Quick follow-up after talking to @mensfeld about it - he's got a very good point that handling exceptions within the same instrumentation block is an anti-pattern and it makes more sense to do something like this.
I gotta say my brain is not entirely "in the zone" here so I need some time to think about it further. Let's put this on hold for now and I'll get back to you with more thoughts later this month. We can of course continue discussion in the meantime.
@solnic Sure, I can split this into two PRs, no problem.
My reasoning behind rescuing Exception
rather than StandardError
is that in the situation where you're instrumenting some code that makes a network request, and the process gets killed by ^C (SystemExit
) or some other Interrupt
that inherits from Exception
rather than StandardError
, you probably still want to instrument that it happened. Depending on the network request and when it was interrupted, the "change" may have happened on the remote but if there's no corresponding instrumentation event fired.

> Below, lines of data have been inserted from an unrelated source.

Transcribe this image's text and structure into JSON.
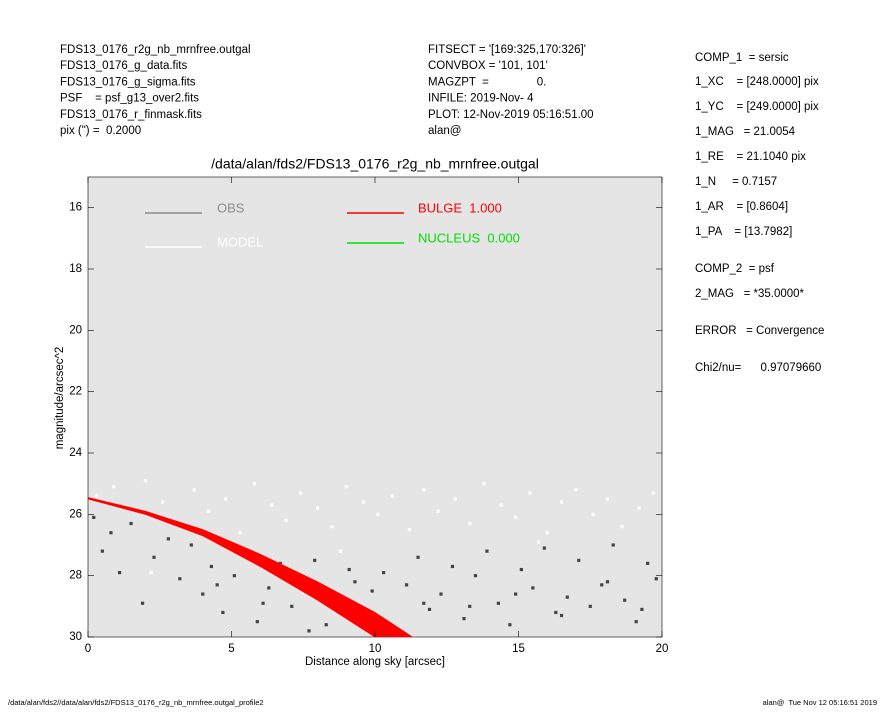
{
  "header": {
    "left": [
      "FDS13_0176_r2g_nb_mrnfree.outgal",
      "FDS13_0176_g_data.fits",
      "FDS13_0176_g_sigma.fits",
      "PSF    = psf_g13_over2.fits",
      "FDS13_0176_r_finmask.fits",
      "pix (\") =  0.2000"
    ],
    "middle": [
      "FITSECT = '[169:325,170:326]'",
      "CONVBOX = '101, 101'",
      "MAGZPT  =               0.",
      "INFILE: 2019-Nov- 4",
      "PLOT: 12-Nov-2019 05:16:51.00",
      "alan@"
    ],
    "right": [
      "COMP_1  = sersic",
      "1_XC    = [248.0000] pix",
      "1_YC    = [249.0000] pix",
      "1_MAG   = 21.0054",
      "1_RE    = 21.1040 pix",
      "1_N     = 0.7157",
      "1_AR    = [0.8604]",
      "1_PA    = [13.7982]",
      "COMP_2  = psf",
      "2_MAG   = *35.0000*",
      "ERROR   = Convergence",
      "Chi2/nu=      0.97079660"
    ]
  },
  "footer": {
    "left": "/data/alan/fds2//data/alan/fds2/FDS13_0176_r2g_nb_mrnfree.outgal_profile2",
    "right": "alan@  Tue Nov 12 05:16:51 2019"
  },
  "chart_data": {
    "type": "scatter",
    "title": "/data/alan/fds2/FDS13_0176_r2g_nb_mrnfree.outgal",
    "x_label": "Distance along sky [arcsec]",
    "y_label": "magnitude/arcsec^2",
    "xlim": [
      0,
      20
    ],
    "xticks": [
      0,
      5,
      10,
      15,
      20
    ],
    "ylim": [
      15,
      30
    ],
    "y_inverted": true,
    "yticks": [
      16,
      18,
      20,
      22,
      24,
      26,
      28,
      30
    ],
    "background": "#e5e5e5",
    "series": [
      {
        "name": "OBS",
        "color": "#444444",
        "legend_color": "#8c8c8c",
        "x": [
          0.2,
          0.5,
          0.8,
          1.1,
          1.5,
          1.9,
          2.3,
          2.8,
          3.2,
          3.6,
          4.0,
          4.3,
          4.7,
          5.1,
          5.5,
          5.9,
          6.3,
          6.7,
          7.1,
          7.5,
          7.9,
          8.3,
          8.7,
          9.1,
          9.5,
          9.9,
          10.3,
          10.7,
          11.1,
          11.5,
          11.9,
          12.3,
          12.7,
          13.1,
          13.5,
          13.9,
          14.3,
          14.7,
          15.1,
          15.5,
          15.9,
          16.3,
          16.7,
          17.1,
          17.5,
          17.9,
          18.3,
          18.7,
          19.1,
          19.5,
          19.8,
          4.5,
          6.1,
          7.7,
          9.3,
          11.7,
          13.3,
          14.9,
          16.5,
          18.1,
          19.3
        ],
        "values": [
          26.1,
          27.2,
          26.6,
          27.9,
          26.3,
          28.9,
          27.4,
          26.8,
          28.1,
          27.0,
          28.6,
          27.7,
          29.2,
          28.0,
          27.3,
          29.5,
          28.4,
          27.6,
          29.0,
          28.2,
          27.5,
          29.6,
          28.8,
          27.8,
          29.3,
          28.5,
          27.9,
          29.7,
          28.3,
          27.4,
          29.1,
          28.6,
          27.7,
          29.4,
          28.0,
          27.2,
          28.9,
          29.6,
          27.8,
          28.4,
          27.1,
          29.2,
          28.7,
          27.5,
          29.0,
          28.3,
          27.0,
          28.8,
          29.5,
          27.6,
          28.1,
          28.3,
          28.9,
          29.8,
          28.2,
          28.9,
          29.0,
          28.6,
          29.3,
          28.2,
          29.1
        ]
      },
      {
        "name": "MODEL",
        "color": "#ffffff",
        "legend_color": "#ffffff",
        "x": [
          0.3,
          0.9,
          1.4,
          2.0,
          2.6,
          3.1,
          3.7,
          4.2,
          4.8,
          5.3,
          5.8,
          6.4,
          6.9,
          7.4,
          8.0,
          8.5,
          9.0,
          9.6,
          10.1,
          10.6,
          11.2,
          11.7,
          12.2,
          12.8,
          13.3,
          13.8,
          14.4,
          14.9,
          15.4,
          16.0,
          16.5,
          17.0,
          17.6,
          18.1,
          18.6,
          19.2,
          19.7,
          2.2,
          8.8,
          15.7
        ],
        "values": [
          25.4,
          25.1,
          25.8,
          24.9,
          25.6,
          26.3,
          25.2,
          25.9,
          25.5,
          26.6,
          25.0,
          25.7,
          26.2,
          25.3,
          25.8,
          26.4,
          25.1,
          25.6,
          26.0,
          25.4,
          26.5,
          25.2,
          25.9,
          25.5,
          26.3,
          25.0,
          25.7,
          26.1,
          25.3,
          26.6,
          25.6,
          25.2,
          26.0,
          25.5,
          26.4,
          25.8,
          25.3,
          27.9,
          27.2,
          26.9
        ]
      },
      {
        "name": "BULGE  1.000",
        "color": "#ff0000",
        "x": [
          0,
          2,
          4,
          6,
          8,
          10,
          11.3
        ],
        "values": [
          25.45,
          25.9,
          26.5,
          27.3,
          28.2,
          29.2,
          30
        ],
        "values_low": [
          25.5,
          26.0,
          26.7,
          27.7,
          28.8,
          30,
          30
        ]
      },
      {
        "name": "NUCLEUS  0.000",
        "color": "#00e000"
      }
    ]
  }
}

It looks like @josevalim wrote it into AS::Notifications 10 years ago, but the commit doesn't explain why. I'll see if I can ask him if he remembers. https://github.com/rails/rails/commit/a76c7e68d5e39f5962d9cb85c98e6a8e96f8b3af
Edited to add: I think this makes the most sense if you're instrumenting something that has a log subscriber. Even if the process gets killed before the instrumented block finished, the logger should probably still get called to log the event. I suppose it really depends on what you're using dry-monitor for, if its for "logging and instrumentation" like AS::Notifications, or if its an event bus like Wisper. My use-case was logging and shipping timing metrics to influxdb which I want to happen even if my server dies.
I was fooling around with dry-system and enabled monitoring. I did a few tests with a UserRepo and actually expected the exception to be caught and the subscriber called, with an exception
key or something similar. I also expected the exception to bubble up at the top-level so that it could be caught by callers. Monitoring should be transparent to callers, that I fully agree with.
I did learn about rescuing exceptions within blocks, so thank you @paul for that new bit of knowledge!
@solnic I believe you meant to highlight this block of code? https://github.com/karafka/karafka/blob/c68e0b0462d016ea04e92e88e728d66b5aef7f42/lib/karafka/params/params.rb#L68-L76
Karafka's master changed since the time you created you link and I was confused for a bit because the lines that are highlighted today don't even have any exception handling code.
oh boy, I completely lost track on this one, sorry about that! I'll be working on dry-monitor 1.0.0 for hanami 2.0.0 release, so this will be a good moment for me to revisit this. We'll for sure take this library to the next level, so feedback like the one here is really appreciated.
For now I'm assigning this PR to 1.0.0
milestone.
@solnic I believe you meant to highlight this block of code? https://github.com/karafka/karafka/blob/c68e0b0462d016ea04e92e88e728d66b5aef7f42/lib/karafka/params/params.rb#L68-L76
@francois I don't even remember now, but most likely, yes.